You can achieve an even cushier fit by replacing the closed cell foam pad that slides into the sit pad pocket on the back of the Mariposa with an Air Beam Pack Frame, also sold by Gossamer Gear, or replace it with a third party pad. However, the closed cell foam sit pad that comes with Mariposa has many uses – see the Gossamer Gear SitLight Camp Seat.
The Mariposa also includes load lifters which I consider a must-have on higher volume backpacks. Without load lifters, a heavily loaded backpack has the tendency to pull you backwards and off-balance. Load lifters help counter the backwards tilt of a heavy pack, bringing it closer to your back, and shifting more of the weight onto your hips.
How to Pack a Mariposa
If you use a regular internal frame pack today, but have been considering a switch to a lighter weight or frameless backpack, here are some tips on how to pack them. Most ultralight and lightweight backpackers put all of the gear, food, water, and water filter/purification supplies that they need for the day in the outside pockets of their backpack for easy access to it without having to take a long break.

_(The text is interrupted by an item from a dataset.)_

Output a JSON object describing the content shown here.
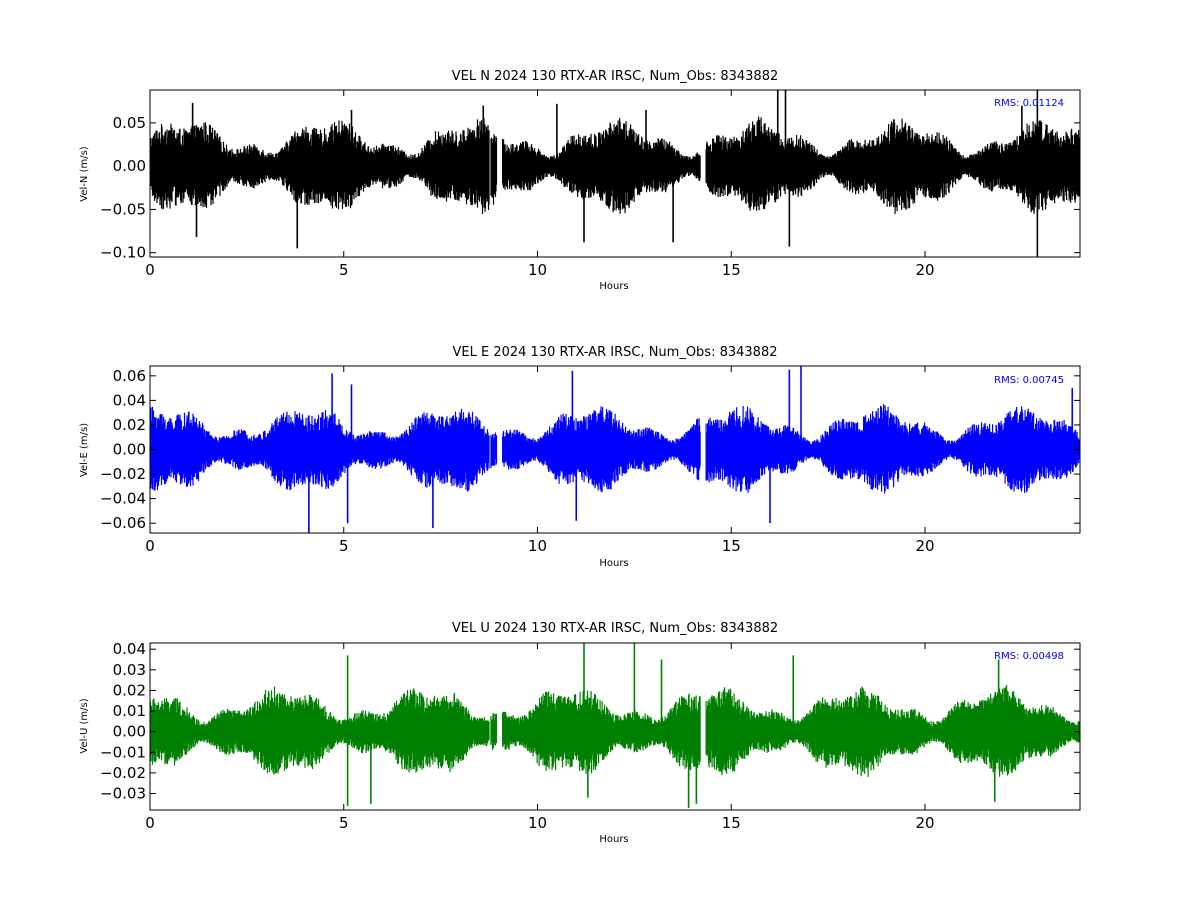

Items that are not needed or items that need to stay dry are carried inside the backpack’s main compartment, customarily wrapped in a plastic compactor garbage bag and additional waterproof stuff sacks as needed. Despite using waterproof fabric, most backpacks (including ones made of cuben fiber) are not totally waterproof because they leak at the seams where a needle has passed thread through the fabric. While the Robic fabric on the Mariposa sheds water well in rain, I line the pack with a plastic bag to prevent my gear from getting wet.
If you prefer a big backpack or if you are transitioning from a fairly beefy internal frame backpack to a lightweight one, I’d recommend getting yourself a 33 ounce Gossamer Gear Mariposa 60 Lightweight Backpack. Switching from a 4+ pound backpack to one that weights just over 2 pounds is a revelation if you haven’t tried it, but it doesn’t mean you have to downsize or replace all of your gear at the same time. The Mariposa is large enough in that respect to accommodate all of your existing gear today.

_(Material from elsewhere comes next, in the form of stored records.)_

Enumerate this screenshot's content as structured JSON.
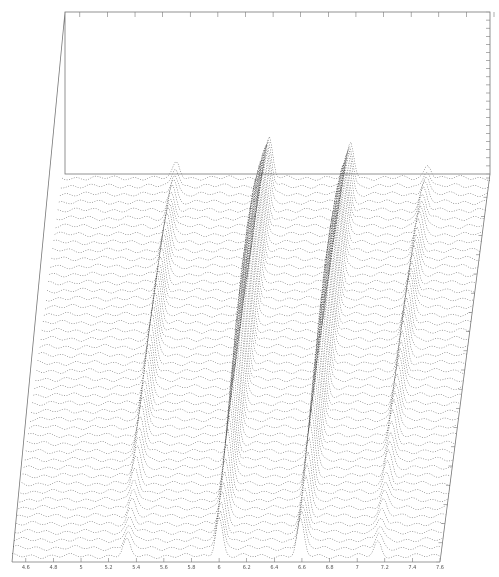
{
  "chart_data": {
    "type": "waterfall",
    "xlim": [
      4.5,
      7.6
    ],
    "xticks": [
      4.6,
      4.8,
      5.0,
      5.2,
      5.4,
      5.6,
      5.8,
      6.0,
      6.2,
      6.4,
      6.6,
      6.8,
      7.0,
      7.2,
      7.4,
      7.6
    ],
    "peaks": {
      "centers": [
        5.33,
        6.0,
        6.59,
        7.15
      ],
      "heights": [
        0.4,
        1.0,
        0.9,
        0.35
      ]
    }
  }
}
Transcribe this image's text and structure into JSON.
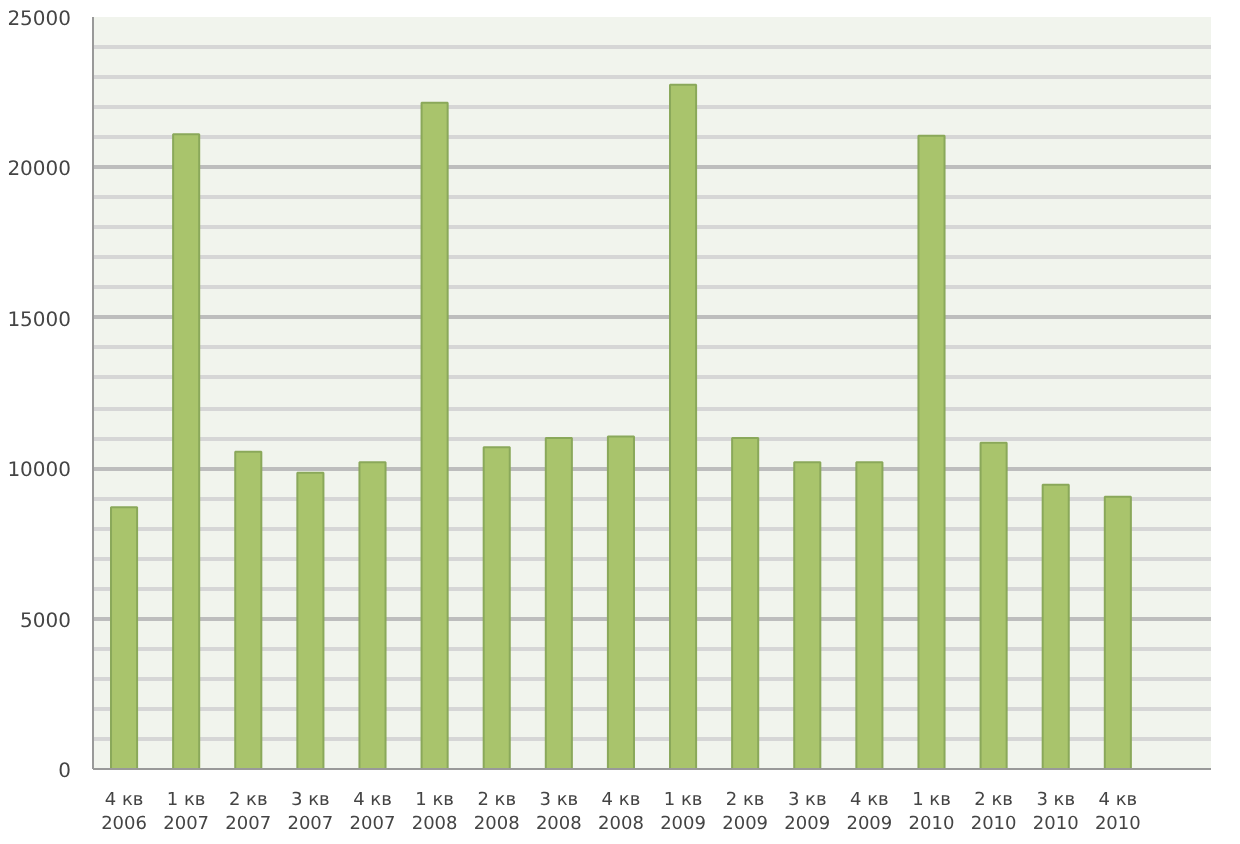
{
  "chart_data": {
    "type": "bar",
    "categories": [
      "4 кв\n2006",
      "1 кв\n2007",
      "2 кв\n2007",
      "3 кв\n2007",
      "4 кв\n2007",
      "1 кв\n2008",
      "2 кв\n2008",
      "3 кв\n2008",
      "4 кв\n2008",
      "1 кв\n2009",
      "2 кв\n2009",
      "3 кв\n2009",
      "4 кв\n2009",
      "1 кв\n2010",
      "2 кв\n2010",
      "3 кв\n2010",
      "4 кв\n2010",
      null
    ],
    "values": [
      8700,
      21100,
      10550,
      9850,
      10200,
      22150,
      10700,
      11000,
      11050,
      22750,
      11000,
      10200,
      10200,
      21050,
      10850,
      9450,
      9050,
      null
    ],
    "color": "#a9c46c",
    "ylim": [
      0,
      25000
    ],
    "yticks": [
      0,
      5000,
      10000,
      15000,
      20000,
      25000
    ],
    "grid": "y"
  }
}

As someone who has gone through that process, I like the updated Mariposa because it has a much more robust internal frame to handle heavier loads as you gradually reduce your gear weight. This change increases the appeal of the Mariposa for a wider range of backpackers, who will benefit from switching to such a well thought out and time-tested lightweight backpack design.
- Unisex shoulder pads and hip belt
- Solid, reinforced side bottle pockets instead of mesh
- Side bottle pocket is reachable when wearing the backpack
- Internal hydration sleeve and drinking tube keeper loops on both shoulder straps
- Hip belt is available in multiple sizes so you can get a near custom fit
- Top lid pocket includes large pocket and provides top compression
- Great body hugging fit
- Too many to list….
- Be nice if the hip belt and top lid pockets had waterproof zippers
- Not as much ventilation as mesh-backed packs in hot and humid weather
Disclosure: Philip Werner received a sample Mariposa backpack from Gossamer Gear for product testing and review.